Pace is gathering behind a campaign aimed at restoring a train service between Whitby and York .
Almost 700 people signed an internet petition organised by the Whitby to York rail link group within 48 hours of it appearing online and campaigners say that they are “very confident” of succeeding in their aims.
The group, formed only 18 days ago, are petitioning central government in the hope of securing funding which would allow six miles of track to be re-laid between Rillington and Pickering, thus connecting Whitby with the line leading directly to York.
Speaking on the group’s behalf, Whitby-born Neil Kipling said: “Restoring this rail link would not only be good news for Whitby, but it would also benefit North Yorkshire.
“It is not a new idea, it has been mooted before but with the advent of High Speed 2 travel, I think we find ourselves in a situation where the government cannot ignore the need to allow rural areas access to mainline railways.
“The response has been absolutely amazing and as a result I’m very confident that with so much support behind us we can succeed.”
The termination of Whitby to Malton passenger services were announced in September 1964 and the line closed the following year.
It is currently possible to travel by train between Whitby and York but the journey involves changing at Middlesbrough and can take more than three hours to complete.
In order to restore Whitby’s rail link to York via Malton, a complete restructuring of Rillington junction would be necessary along with the re-laying of six miles of track to connect the line to Pickering.
Mr Kipling believes that these steps are both achievable and affordable.
“The work that needs to be done is certainly not an impossibility in this day and age,” he said.
“The track beds are already in existence and some signal boxes also remain.
“We feel that as a group we could raise a significant amount of the money needed to undertake the work.
“There are examples of the government granting funding for the restoration of lines in both Derbyshire and north of the border, so it seems that the government are willing and able to back such schemes.”
According to the Mr Kipling, the benefits of the restoration of the rail link would be varied and far-reaching.
He added: “The rail link would not only provide better transport options but it would bring more people to the area, which would benefit tourism and local businesses.
“There are environmental benefits too. North Yorkshire’s roads can’t cope as it is and better rail links would take cars off the road.”
The successful operation of services between Whitby and York would be dependant on the consent of North Yorkshire Moors Railway which owns and operates the line between Pickering and Grosmont.
Mr Kipling said that attempts have been made to contact NYMR in order to initiate a discussion on the subject.
“Of course we would be happy to work alongside NYMR. To move our plans forward from where we are now is dependant on us entering into dialogue with them.

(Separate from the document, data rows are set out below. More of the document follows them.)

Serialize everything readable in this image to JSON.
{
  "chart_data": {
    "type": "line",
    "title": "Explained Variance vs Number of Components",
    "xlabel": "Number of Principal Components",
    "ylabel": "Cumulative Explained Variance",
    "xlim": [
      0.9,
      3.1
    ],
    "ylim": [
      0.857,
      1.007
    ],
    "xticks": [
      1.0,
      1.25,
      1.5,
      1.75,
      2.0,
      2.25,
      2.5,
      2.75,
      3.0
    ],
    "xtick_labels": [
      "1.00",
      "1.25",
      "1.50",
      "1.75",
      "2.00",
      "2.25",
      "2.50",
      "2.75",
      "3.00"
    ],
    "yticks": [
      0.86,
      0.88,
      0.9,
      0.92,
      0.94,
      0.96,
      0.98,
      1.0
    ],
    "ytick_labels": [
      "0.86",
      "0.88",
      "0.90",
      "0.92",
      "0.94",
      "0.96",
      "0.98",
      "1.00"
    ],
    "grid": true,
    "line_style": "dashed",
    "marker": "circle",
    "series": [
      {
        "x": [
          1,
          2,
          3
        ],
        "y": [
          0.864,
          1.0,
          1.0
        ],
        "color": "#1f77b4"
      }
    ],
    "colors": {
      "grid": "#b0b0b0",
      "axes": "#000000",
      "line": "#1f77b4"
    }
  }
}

“We genuinely believe that this is the way forward for NYMR and would attract more people, greater footfall and increased income for both the railway and the region.”

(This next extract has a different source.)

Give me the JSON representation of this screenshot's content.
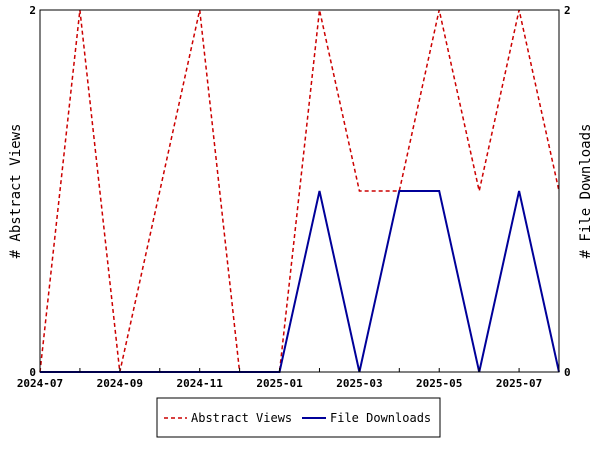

Despite the optimism expressed by the group, Robert Goodwill, MP for Whitby and parliamentary under-secretary of state for transport, feels that the plans are destined to hit the buffers sooner rather than later.
He said: “I love railways and I would encourage people to use them as a sustainable mode of transport but I think this idea is a non-starter.
“It is not a new notion, and it is something that I have looked at very carefully and it just isn’t going to happen.
“In an ideal world, it is a nice idea, but it isn’t practical. Buildings in Pickering would have to be demolished, and using NYMR track would prove problematic.”